I am looking at the solution of a problem from Rene Schilling's Brownian Motion.
Here, I don't understand how to get the second decomposition of the sums. That is, in the second and third group of sums, it seems like the only difference is in the first term, where $\sum\sum\sum\sum_{j<k<l<m}\delta_j \delta_k \delta_l \delta_m$ is replaced by $ \big(\sum_j \delta_j\big)^4$ with the same constant $c_{1,1,1,1}^{'}$ in front, and in the other terms, the structure of the sums are the same except the constants are changed. So there must be some manipulation of constants and sums, however, I can't figure out what it is. I would greatly appreciate any help.
I'll do a two-variable analogue.

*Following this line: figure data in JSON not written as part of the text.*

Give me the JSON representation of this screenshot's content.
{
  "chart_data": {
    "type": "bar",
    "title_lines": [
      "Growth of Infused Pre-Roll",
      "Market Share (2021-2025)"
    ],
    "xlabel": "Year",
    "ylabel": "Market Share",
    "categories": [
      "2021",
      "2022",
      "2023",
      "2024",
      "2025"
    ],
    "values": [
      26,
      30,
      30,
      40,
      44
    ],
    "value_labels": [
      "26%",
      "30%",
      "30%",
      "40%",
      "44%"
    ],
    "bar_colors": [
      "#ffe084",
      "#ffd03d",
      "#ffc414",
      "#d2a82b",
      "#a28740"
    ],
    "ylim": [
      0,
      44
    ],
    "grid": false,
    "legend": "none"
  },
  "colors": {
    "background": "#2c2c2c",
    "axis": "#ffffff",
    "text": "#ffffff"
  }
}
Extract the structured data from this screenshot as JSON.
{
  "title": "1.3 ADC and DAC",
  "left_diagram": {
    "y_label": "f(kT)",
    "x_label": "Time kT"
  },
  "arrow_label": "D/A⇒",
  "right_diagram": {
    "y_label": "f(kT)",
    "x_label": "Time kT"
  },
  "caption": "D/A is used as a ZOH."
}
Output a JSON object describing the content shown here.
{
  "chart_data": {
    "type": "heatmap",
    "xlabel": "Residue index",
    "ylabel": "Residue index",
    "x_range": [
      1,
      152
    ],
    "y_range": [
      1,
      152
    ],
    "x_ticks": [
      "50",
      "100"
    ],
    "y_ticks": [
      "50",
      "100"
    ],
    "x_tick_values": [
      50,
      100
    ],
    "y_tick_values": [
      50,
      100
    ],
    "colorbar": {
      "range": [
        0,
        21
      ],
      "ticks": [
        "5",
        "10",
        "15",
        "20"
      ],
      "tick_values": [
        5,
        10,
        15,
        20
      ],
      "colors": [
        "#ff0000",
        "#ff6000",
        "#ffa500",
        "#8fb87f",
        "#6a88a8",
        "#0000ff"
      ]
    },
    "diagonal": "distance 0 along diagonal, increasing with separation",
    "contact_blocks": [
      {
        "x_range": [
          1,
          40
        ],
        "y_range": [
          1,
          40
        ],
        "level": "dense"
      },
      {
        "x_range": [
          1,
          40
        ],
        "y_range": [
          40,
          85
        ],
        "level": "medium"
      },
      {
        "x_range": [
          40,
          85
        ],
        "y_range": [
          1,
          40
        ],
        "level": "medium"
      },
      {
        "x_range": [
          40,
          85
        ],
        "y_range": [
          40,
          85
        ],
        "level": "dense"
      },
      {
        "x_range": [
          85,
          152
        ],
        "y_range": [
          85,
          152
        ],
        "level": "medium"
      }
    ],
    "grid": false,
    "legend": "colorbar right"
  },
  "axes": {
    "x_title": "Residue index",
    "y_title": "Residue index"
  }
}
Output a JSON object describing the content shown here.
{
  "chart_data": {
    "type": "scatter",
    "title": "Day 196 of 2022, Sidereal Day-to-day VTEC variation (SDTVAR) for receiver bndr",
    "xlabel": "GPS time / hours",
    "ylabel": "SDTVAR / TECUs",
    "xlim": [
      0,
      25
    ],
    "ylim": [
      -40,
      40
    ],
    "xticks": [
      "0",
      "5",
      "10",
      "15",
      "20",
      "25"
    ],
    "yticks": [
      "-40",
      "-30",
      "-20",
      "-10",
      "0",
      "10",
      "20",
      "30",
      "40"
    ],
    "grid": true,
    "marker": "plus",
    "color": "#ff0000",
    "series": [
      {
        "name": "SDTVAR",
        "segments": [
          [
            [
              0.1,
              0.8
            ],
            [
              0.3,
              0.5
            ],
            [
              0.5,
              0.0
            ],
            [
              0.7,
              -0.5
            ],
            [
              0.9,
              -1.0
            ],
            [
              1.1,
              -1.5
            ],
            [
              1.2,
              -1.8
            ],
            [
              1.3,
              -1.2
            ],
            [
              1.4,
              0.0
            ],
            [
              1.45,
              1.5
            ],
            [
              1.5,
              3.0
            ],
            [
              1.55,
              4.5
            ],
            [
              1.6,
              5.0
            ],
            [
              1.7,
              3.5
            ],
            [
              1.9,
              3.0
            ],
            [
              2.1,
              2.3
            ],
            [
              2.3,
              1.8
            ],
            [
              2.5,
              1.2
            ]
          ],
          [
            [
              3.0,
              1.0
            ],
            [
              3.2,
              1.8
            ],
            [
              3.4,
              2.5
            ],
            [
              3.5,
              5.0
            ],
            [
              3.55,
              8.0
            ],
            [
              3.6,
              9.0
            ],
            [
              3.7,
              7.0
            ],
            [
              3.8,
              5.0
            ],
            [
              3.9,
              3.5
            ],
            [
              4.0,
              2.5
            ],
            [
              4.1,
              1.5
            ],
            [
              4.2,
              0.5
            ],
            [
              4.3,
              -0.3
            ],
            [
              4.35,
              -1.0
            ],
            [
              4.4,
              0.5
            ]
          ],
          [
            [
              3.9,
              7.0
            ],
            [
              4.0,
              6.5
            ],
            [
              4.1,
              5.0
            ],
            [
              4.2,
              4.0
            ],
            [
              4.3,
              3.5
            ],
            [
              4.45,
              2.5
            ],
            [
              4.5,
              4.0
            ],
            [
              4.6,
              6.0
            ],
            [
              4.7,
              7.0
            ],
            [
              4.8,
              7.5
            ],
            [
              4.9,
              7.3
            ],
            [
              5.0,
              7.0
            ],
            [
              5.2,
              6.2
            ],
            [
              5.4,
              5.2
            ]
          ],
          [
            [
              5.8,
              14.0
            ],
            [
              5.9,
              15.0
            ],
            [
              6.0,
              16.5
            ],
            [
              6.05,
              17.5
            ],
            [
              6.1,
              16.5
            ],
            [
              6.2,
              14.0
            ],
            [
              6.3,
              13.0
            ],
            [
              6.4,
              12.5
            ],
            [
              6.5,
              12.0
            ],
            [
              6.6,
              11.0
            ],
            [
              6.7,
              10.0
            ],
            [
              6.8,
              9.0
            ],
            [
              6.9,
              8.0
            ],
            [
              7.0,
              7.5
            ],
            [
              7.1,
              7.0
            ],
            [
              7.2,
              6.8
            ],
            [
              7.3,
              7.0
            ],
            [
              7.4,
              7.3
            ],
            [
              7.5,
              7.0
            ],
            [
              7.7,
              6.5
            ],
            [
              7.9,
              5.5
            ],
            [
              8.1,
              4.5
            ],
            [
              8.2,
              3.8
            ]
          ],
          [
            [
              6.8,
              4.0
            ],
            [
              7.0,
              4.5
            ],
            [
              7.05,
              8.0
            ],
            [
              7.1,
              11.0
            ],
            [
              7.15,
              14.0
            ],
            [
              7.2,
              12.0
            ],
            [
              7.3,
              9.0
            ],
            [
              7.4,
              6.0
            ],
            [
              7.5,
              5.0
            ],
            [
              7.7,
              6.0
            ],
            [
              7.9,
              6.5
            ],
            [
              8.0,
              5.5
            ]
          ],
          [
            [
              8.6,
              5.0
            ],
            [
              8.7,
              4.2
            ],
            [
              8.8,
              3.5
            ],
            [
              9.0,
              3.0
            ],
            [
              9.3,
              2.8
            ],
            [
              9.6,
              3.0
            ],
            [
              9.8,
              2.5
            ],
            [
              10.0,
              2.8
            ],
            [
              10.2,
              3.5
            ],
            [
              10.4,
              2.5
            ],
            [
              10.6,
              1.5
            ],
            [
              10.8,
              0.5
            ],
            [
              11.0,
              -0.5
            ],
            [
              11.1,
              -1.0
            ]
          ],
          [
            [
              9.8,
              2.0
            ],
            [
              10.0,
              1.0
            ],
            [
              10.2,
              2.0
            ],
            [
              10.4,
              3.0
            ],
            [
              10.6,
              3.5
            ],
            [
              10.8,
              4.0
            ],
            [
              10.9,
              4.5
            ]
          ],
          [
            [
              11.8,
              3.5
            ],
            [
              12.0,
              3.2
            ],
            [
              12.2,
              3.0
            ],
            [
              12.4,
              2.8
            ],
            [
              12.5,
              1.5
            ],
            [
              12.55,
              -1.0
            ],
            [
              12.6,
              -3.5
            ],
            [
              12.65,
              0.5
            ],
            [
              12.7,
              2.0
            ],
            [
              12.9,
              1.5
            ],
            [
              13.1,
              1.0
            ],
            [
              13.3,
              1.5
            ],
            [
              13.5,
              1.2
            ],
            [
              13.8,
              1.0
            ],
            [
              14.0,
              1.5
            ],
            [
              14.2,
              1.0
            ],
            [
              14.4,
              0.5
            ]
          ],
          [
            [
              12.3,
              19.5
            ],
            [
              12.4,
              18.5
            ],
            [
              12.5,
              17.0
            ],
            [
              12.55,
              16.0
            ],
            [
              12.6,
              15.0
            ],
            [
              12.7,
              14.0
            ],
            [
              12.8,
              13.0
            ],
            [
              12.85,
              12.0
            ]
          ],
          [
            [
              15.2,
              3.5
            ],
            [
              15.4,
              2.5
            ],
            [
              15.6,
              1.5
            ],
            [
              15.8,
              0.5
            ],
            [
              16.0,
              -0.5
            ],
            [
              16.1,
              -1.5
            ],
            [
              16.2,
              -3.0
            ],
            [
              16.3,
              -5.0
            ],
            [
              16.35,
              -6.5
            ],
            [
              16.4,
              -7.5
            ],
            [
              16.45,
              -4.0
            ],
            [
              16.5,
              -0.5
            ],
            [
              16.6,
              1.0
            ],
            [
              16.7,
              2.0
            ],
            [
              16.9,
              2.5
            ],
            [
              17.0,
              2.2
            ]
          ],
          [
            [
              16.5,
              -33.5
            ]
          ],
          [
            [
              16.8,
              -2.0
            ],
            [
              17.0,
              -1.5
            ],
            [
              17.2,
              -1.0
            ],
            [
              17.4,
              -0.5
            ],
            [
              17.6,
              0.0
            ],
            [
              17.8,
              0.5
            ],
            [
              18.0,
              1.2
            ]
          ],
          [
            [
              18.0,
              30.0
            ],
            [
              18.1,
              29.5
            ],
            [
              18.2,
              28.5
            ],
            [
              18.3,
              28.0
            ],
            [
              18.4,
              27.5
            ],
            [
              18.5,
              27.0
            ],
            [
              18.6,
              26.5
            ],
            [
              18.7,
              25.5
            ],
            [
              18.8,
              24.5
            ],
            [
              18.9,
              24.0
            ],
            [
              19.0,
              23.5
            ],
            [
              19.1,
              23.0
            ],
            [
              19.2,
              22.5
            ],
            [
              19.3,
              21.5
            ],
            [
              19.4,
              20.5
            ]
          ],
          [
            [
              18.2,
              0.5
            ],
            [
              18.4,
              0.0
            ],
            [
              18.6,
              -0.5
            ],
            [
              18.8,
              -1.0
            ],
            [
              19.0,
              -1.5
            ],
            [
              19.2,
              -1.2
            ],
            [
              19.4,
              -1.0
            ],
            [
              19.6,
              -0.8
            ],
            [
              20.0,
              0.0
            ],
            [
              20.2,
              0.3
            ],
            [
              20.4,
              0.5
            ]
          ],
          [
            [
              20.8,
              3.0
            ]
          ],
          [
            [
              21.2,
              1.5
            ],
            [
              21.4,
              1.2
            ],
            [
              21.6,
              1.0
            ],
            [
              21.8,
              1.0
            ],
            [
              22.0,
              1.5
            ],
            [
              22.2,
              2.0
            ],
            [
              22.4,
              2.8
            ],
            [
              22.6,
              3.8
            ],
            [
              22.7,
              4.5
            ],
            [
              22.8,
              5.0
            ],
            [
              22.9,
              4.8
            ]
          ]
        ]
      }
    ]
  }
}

Suppose we had $$\newcommand{\de}{\delta}a\sum_{j<k}\de_j\de_k+b\sum_j\de_j^2.$$ This equals \begin{align} \frac{a}2\sum_{j\ne k}\de_j\de_k+b\sum_j\de_j^2 &=\frac{a}2\sum_{j,k}\de_j\de_k-\frac a2\sum_j\de_j^2+b\sum_j\de_j^2\\ &=\frac{a}2\left(\sum_{j}\de_j\right)^2+\left(b-\frac a2\right) \sum_j\de_j^2. \end{align}
The four variable version is similar, but with more fiddly details. (I don't blame the author for wanting to suppress them!)